A la recherche de rein
Le 15 janvier, il écrivait sur sa page Facebook: «Merci au Docteur (…) et tous ceux qui de façon spontanée m’aident périodiquement. Le vrai défi de cette année est de rassembler 30 à 40 millions pour trouver le rein ( encourager le donneur et faire la transplantation) je sais qu’il y a des milliardaires au Bénin. Priez Dieu avec moi pour qu’ils aient pitié de moi. À défaut c’est la dialyse à vie. En attendant la dialyse continue. Ne m’oubliez pas oooooh. Les demandes à l’aide pleuvent sur la toile j’en suis conscient. Faites juste ce que vous pouvez. Dieu se chargera du reste. Bientôt le téléthon 1milliard pour les dialysés j’espère que vous allez nous aider à réussir. Bon qui m’offre un plat de tchèp (2000f)??? Pardon docteur je prend ça aujourd’hui seulement Merci d’avance 0197167413». Et le 16 janvier, il écrivait : «Remerciez avec moi cet homme de Dieu qui volontairement propose m’offrir un rein. Génial n’est ce pas. Il reste le nerf de la guerre. Dieu nous aidera et pourvu qu’il soit compatible avec moi où à l’un des malades en tout cas. Union de prières.»
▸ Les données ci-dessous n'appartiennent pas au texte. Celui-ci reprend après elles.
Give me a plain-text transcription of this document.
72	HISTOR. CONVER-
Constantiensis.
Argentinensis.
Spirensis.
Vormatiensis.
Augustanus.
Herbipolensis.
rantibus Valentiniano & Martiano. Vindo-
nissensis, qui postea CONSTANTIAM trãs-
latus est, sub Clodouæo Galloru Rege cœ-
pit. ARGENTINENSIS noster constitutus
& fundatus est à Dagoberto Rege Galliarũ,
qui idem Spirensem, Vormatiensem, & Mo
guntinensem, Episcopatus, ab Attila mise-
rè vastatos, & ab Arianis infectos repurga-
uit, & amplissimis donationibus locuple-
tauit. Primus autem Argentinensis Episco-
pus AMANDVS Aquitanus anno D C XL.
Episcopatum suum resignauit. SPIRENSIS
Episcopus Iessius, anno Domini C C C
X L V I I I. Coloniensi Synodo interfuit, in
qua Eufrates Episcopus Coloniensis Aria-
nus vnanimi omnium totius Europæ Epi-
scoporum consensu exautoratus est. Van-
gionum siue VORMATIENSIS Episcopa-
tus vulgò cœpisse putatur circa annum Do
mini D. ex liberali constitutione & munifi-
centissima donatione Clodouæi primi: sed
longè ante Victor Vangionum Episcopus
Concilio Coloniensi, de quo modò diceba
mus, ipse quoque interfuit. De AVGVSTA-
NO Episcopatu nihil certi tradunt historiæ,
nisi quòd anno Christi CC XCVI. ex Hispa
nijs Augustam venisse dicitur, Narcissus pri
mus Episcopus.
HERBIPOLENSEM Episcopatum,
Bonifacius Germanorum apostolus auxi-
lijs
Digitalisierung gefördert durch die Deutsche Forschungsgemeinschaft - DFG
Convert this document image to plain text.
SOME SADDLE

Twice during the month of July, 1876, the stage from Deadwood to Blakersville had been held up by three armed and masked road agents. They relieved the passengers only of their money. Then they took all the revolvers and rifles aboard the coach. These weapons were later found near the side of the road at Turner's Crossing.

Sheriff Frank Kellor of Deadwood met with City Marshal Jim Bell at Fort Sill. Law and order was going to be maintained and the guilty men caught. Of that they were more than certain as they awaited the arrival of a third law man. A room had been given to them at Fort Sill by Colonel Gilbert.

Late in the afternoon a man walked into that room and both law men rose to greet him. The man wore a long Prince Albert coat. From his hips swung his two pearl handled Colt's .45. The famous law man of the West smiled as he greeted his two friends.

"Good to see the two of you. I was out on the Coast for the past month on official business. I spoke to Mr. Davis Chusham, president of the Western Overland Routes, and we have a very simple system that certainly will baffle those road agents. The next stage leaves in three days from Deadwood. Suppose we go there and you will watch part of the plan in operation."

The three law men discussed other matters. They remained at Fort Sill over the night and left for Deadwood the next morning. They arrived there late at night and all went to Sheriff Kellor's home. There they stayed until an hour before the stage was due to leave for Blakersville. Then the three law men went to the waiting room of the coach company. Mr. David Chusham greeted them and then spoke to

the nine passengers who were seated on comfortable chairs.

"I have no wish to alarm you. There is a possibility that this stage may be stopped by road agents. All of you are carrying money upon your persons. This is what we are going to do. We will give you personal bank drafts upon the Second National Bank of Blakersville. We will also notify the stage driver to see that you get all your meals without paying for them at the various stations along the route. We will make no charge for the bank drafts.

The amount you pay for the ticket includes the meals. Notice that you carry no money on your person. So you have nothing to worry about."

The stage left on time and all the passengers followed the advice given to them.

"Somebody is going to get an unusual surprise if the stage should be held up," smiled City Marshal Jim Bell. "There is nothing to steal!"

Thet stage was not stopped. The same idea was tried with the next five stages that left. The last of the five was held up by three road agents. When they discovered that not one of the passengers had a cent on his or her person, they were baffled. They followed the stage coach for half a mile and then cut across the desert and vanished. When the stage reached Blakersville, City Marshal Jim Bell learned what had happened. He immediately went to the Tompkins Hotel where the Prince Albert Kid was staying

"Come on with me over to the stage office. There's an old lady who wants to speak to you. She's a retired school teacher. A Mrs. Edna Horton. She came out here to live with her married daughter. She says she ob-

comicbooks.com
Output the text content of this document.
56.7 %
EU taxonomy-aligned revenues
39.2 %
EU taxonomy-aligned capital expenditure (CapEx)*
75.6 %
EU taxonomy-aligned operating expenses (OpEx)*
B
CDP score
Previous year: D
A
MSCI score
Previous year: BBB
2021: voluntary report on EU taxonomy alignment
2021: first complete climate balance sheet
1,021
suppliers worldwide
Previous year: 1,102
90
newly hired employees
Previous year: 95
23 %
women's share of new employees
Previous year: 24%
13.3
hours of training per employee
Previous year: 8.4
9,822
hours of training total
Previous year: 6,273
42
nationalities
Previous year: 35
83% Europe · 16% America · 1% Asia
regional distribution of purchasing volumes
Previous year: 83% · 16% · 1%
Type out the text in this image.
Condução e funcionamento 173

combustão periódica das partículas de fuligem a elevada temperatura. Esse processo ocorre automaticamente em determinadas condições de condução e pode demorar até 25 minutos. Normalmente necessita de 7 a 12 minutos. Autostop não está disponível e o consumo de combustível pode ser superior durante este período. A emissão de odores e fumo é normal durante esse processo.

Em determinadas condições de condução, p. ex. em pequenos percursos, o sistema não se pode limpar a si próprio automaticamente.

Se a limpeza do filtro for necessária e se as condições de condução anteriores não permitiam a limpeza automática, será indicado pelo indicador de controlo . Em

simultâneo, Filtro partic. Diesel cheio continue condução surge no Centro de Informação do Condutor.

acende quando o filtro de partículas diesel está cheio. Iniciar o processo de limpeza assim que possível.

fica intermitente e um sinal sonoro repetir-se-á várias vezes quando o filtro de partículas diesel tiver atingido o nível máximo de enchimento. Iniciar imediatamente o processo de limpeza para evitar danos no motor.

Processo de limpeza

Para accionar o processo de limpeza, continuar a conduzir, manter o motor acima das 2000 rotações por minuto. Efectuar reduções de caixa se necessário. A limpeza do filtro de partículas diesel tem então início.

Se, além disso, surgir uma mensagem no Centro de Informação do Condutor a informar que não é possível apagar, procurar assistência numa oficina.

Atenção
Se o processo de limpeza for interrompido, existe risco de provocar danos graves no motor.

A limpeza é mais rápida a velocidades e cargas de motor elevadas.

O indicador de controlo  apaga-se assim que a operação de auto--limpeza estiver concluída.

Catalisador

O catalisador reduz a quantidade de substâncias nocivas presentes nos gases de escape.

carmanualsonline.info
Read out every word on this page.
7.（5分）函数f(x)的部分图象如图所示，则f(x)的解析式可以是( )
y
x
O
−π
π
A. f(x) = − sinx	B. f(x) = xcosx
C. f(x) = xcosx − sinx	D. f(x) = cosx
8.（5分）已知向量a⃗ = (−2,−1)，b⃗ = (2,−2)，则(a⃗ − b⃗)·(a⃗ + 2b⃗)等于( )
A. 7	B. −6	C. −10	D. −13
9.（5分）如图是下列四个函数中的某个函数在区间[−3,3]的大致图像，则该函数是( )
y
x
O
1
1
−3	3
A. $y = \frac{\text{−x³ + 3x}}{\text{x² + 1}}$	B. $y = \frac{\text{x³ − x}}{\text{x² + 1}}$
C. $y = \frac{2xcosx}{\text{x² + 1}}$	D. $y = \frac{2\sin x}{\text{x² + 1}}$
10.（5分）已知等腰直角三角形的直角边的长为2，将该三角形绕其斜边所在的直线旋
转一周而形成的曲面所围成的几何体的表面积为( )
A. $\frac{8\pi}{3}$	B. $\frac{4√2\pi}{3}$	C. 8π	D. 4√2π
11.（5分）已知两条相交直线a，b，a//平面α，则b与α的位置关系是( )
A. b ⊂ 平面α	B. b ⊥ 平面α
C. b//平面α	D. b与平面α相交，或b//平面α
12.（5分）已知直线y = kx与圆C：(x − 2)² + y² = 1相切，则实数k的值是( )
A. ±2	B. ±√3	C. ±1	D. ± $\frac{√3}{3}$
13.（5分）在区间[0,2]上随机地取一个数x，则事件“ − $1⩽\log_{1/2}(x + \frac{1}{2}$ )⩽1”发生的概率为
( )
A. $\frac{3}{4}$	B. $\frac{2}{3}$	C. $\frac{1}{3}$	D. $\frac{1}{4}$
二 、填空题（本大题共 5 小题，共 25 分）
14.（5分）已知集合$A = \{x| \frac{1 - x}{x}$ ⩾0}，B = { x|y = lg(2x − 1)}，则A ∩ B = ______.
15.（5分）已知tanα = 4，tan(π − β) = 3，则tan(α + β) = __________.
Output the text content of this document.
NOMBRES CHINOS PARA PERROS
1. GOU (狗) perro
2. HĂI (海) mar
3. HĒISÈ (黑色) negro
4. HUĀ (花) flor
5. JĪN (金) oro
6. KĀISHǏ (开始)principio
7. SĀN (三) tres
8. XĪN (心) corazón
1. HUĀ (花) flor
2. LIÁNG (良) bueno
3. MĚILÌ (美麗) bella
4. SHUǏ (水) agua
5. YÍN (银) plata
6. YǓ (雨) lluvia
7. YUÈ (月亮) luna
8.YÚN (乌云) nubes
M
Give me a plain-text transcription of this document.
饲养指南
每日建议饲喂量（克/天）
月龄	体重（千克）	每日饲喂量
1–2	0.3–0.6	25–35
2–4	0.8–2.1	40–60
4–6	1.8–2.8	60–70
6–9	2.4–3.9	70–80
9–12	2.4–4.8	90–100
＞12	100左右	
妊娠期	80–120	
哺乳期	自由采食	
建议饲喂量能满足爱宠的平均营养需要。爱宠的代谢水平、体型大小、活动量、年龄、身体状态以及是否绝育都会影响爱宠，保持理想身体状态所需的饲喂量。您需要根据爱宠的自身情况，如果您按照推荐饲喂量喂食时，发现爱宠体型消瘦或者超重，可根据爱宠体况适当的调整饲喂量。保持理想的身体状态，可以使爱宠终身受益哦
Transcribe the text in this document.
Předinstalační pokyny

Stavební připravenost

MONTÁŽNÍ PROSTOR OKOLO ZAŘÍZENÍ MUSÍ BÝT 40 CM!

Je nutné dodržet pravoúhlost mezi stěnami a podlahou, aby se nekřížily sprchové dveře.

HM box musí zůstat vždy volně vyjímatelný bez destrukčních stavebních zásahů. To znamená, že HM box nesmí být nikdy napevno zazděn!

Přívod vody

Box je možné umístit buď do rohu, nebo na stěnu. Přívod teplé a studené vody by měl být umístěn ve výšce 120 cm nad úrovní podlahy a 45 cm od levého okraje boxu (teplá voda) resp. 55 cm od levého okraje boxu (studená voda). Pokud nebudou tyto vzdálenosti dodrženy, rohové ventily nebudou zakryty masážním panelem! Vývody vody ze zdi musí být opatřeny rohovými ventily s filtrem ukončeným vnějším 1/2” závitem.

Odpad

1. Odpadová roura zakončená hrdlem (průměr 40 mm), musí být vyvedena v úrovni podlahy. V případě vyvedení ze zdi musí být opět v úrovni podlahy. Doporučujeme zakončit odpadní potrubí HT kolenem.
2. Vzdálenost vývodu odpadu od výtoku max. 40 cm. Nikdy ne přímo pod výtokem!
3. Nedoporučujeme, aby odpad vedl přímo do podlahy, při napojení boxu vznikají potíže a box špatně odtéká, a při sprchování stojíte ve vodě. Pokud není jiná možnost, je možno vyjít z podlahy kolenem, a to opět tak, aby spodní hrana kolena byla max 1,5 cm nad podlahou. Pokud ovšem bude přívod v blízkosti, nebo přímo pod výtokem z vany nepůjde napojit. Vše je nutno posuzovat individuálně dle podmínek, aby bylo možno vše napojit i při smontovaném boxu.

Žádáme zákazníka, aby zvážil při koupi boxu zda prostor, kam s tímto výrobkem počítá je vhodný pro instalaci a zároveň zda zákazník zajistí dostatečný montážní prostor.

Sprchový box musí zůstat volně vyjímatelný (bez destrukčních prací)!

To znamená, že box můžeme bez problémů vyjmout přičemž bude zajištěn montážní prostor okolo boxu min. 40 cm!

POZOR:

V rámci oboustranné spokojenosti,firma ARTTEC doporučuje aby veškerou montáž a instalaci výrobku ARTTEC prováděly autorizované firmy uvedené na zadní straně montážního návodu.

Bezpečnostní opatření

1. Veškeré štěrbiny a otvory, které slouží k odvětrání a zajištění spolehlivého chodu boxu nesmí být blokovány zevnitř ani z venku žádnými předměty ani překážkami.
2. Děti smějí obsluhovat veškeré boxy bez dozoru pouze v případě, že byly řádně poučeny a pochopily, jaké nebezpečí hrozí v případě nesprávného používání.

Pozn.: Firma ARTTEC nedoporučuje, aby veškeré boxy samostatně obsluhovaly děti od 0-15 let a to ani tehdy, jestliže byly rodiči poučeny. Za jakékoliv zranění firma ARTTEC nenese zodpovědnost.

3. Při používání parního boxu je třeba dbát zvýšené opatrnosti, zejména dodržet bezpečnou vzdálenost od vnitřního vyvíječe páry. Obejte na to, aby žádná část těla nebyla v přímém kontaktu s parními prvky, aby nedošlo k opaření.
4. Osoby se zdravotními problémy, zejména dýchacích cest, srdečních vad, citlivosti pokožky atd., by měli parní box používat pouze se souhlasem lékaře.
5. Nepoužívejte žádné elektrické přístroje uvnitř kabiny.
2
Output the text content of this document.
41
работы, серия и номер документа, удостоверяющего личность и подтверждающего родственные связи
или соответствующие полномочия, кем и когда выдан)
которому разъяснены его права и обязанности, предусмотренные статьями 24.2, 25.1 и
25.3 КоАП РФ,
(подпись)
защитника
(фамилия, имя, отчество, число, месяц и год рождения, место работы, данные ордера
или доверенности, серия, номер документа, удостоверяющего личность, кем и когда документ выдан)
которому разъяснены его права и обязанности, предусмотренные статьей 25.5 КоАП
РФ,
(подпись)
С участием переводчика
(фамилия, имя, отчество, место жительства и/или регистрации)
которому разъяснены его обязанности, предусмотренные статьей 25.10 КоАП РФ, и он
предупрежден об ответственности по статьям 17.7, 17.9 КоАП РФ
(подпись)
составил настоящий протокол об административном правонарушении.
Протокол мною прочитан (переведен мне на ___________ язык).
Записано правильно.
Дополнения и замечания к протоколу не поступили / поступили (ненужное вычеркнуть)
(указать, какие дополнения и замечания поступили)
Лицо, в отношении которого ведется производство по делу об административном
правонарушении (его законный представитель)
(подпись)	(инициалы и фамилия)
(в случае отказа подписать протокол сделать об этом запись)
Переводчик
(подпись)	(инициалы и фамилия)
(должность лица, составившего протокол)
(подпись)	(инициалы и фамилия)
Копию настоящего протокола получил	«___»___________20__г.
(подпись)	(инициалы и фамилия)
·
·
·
Son état de santé, il le décrivait lui-même
Son état de santé, il le décrivait lui-même. Même ce samedi 24 janvier 2026 où il disait avoir des difficultés respiratoires: «Ponction actée. Après la séance de dialyse et étant toujours essoufflé (je n’ai même pas pu prendre 5 cuillères de riz) ensemble avec mon néphrologue on a décidé de faire la ponction. Merci à tous ceux qui ont réagi et continuent petitement. Je vous jure je suis à plat. Aidez-moi un peu plus. Après 5 heures de dialyse me voici couché pour combien d’heures je ne sais. Houuuunm la santé est vraiment le prix fort à payer dans cette vie. Prenez soins de vous je vous en prie et surtout faites vous plaisir régulièrement. Je viens d’apprendre la mort de trois dialysés qui pourtant paraissaient plus ou moins en forme. La trouille houuummmm. En tout cas Dieu est grand. Union de prières».Et après les trois dialysés décédés dont il a fait cas, Judicaël Gbaguidi s’en est allé.

Dans une autre publication remontant à moins de 24 heures avant l’annonce de son décès, il a exprimé sa gratitude envers les personnes qui continuaient de lui venir en aide. Ses coordonnées téléphoniques, il ne cessait de les mentionner, et de solliciter davantage de soutien.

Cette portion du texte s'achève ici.